A former radical who drove a getaway car during a Brinks armored car robbery that led to the deaths of two police officers and a security guard has been denied parole.

The New York state Parole Board denied Judith Clark’s bid for parole on Friday even after Democratic Gov. Andrew Cuomo met with Clark in prison and made the decision to commute her sentence.

Clark has served 35 years of a maximum 75-year sentence for her role in the 1981 robbery.

Gov. Andrew Cuomo granted Clark clemency this past New Year’s Eve, CBS New York reports. She had been sentenced to 75 years to life in prison for being the getaway driver in the Oct. 20. 1981 doomed armored truck heist. The governor reduced her sentence to 35 years to life to give her a chance at parole.

In a 2002 sworn statement, she expressed regret and said she had rejected her radical beliefs. Behind bars, she has helped found an HIV/AIDS education program and done other charitable work.

But law enforcement groups opposed Clark’s release, and Republican state senators said nearly 10,000 people signed a petition urging the state Board of Parole to keep her locked up.

A spokeswoman for Cuomo said the governor respects the parole board’s decision.

Clark’s lawyer, Steve Zeidman, said the decision ignores Clark’s “extraordinary record of achievement and transformation.”

The New York State Parole Board said it commended Clark’s “personal growth and productive use at time,” CBS New York reports.

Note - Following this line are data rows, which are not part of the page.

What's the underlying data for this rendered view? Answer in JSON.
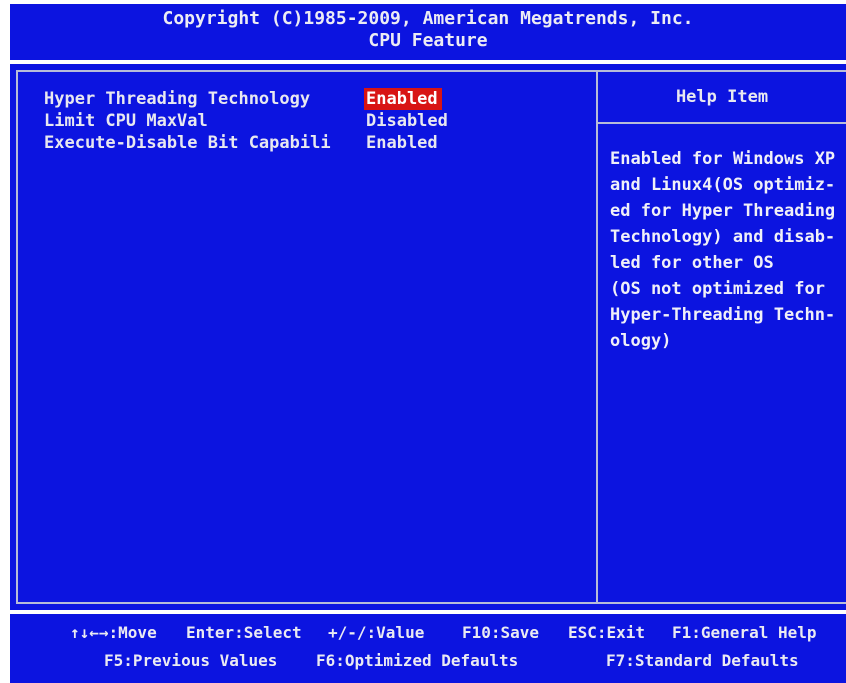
{
  "header": {
    "copyright": "Copyright (C)1985-2009, American Megatrends, Inc.",
    "page_title": "CPU Feature"
  },
  "options": [
    {
      "label": "Hyper Threading Technology",
      "value": "Enabled",
      "selected": true
    },
    {
      "label": "Limit CPU MaxVal",
      "value": "Disabled",
      "selected": false
    },
    {
      "label": "Execute-Disable Bit Capabili",
      "value": "Enabled",
      "selected": false
    }
  ],
  "help": {
    "title": "Help Item",
    "text": "Enabled for Windows XP\nand Linux4(OS optimiz-\ned for Hyper Threading\nTechnology) and disab-\nled for other OS\n(OS not optimized for\nHyper-Threading Techn-\nology)"
  },
  "footer": {
    "move": "↑↓←→:Move",
    "enter": "Enter:Select",
    "value": "+/-/:Value",
    "save": "F10:Save",
    "exit": "ESC:Exit",
    "general_help": "F1:General Help",
    "previous": "F5:Previous Values",
    "optimized": "F6:Optimized Defaults",
    "standard": "F7:Standard Defaults"
  },
  "colors": {
    "background": "#0c14e0",
    "highlight": "#d81414",
    "text": "#e8e8f0"
  }
}
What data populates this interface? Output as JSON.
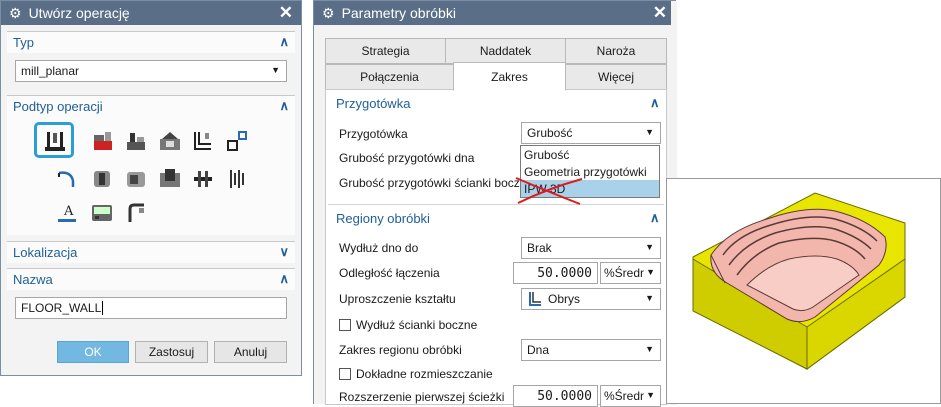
{
  "dialog1": {
    "title": "Utwórz operację",
    "type_section": {
      "label": "Typ",
      "value": "mill_planar"
    },
    "subtype_section": {
      "label": "Podtyp operacji"
    },
    "location_section": {
      "label": "Lokalizacja"
    },
    "name_section": {
      "label": "Nazwa",
      "value": "FLOOR_WALL"
    },
    "buttons": {
      "ok": "OK",
      "apply": "Zastosuj",
      "cancel": "Anuluj"
    }
  },
  "dialog2": {
    "title": "Parametry obróbki",
    "tabs_row1": [
      "Strategia",
      "Naddatek",
      "Naroża"
    ],
    "tabs_row2": [
      "Połączenia",
      "Zakres",
      "Więcej"
    ],
    "active_tab": "Zakres",
    "blank_section": {
      "label": "Przygotówka",
      "field_label": "Przygotówka",
      "field_value": "Grubość",
      "floor_label": "Grubość przygotówki dna",
      "wall_label": "Grubość przygotówki ścianki boczn"
    },
    "dropdown_options": [
      "Grubość",
      "Geometria przygotówki",
      "IPW 3D"
    ],
    "regions_section": {
      "label": "Regiony obróbki",
      "extend_floor_label": "Wydłuż dno do",
      "extend_floor_value": "Brak",
      "merge_distance_label": "Odległość łączenia",
      "merge_distance_value": "50.0000",
      "merge_distance_unit": "%Średr",
      "simplify_label": "Uproszczenie kształtu",
      "simplify_value": "Obrys",
      "extend_walls_label": "Wydłuż ścianki boczne",
      "region_extent_label": "Zakres regionu obróbki",
      "region_extent_value": "Dna",
      "precise_label": "Dokładne rozmieszczanie",
      "first_path_label": "Rozszerzenie pierwszej ścieżki",
      "first_path_value": "50.0000",
      "first_path_unit": "%Średr"
    }
  },
  "colors": {
    "titlebar": "#5a6f87",
    "section_text": "#1f5f97",
    "selection": "#2a9fd6",
    "ok_button": "#73b8e1",
    "dropdown_highlight": "#a9d2ea",
    "strike": "#e0191f",
    "part_yellow": "#e8e600",
    "part_pink": "#f2b6ad"
  },
  "icons": [
    "gear-icon",
    "close-icon",
    "chevron-up-icon",
    "chevron-down-icon",
    "dropdown-arrow-icon",
    "operation-subtype-icon",
    "outline-icon",
    "part-3d-preview"
  ]
}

But the board also said it must consider whether someone’s release “is release is not incompatible with the welfare of society and will not so deprecate the seriousness of (their) crimes as to undermine respect for the law.”

The board ruled that Clark failed that test.

The Parole Board noted that Clark – a University of Chicago graduate who was arrested in the 1969 “Days of Rage” protests in Chicago – had a prior criminal history in Illinois of aggravated battery, aiding escape and mob action. The board said Clark was “attracted to violence to demonstrate total commitment to revolutionary ideas” for more than a decade between her 20s and 30s.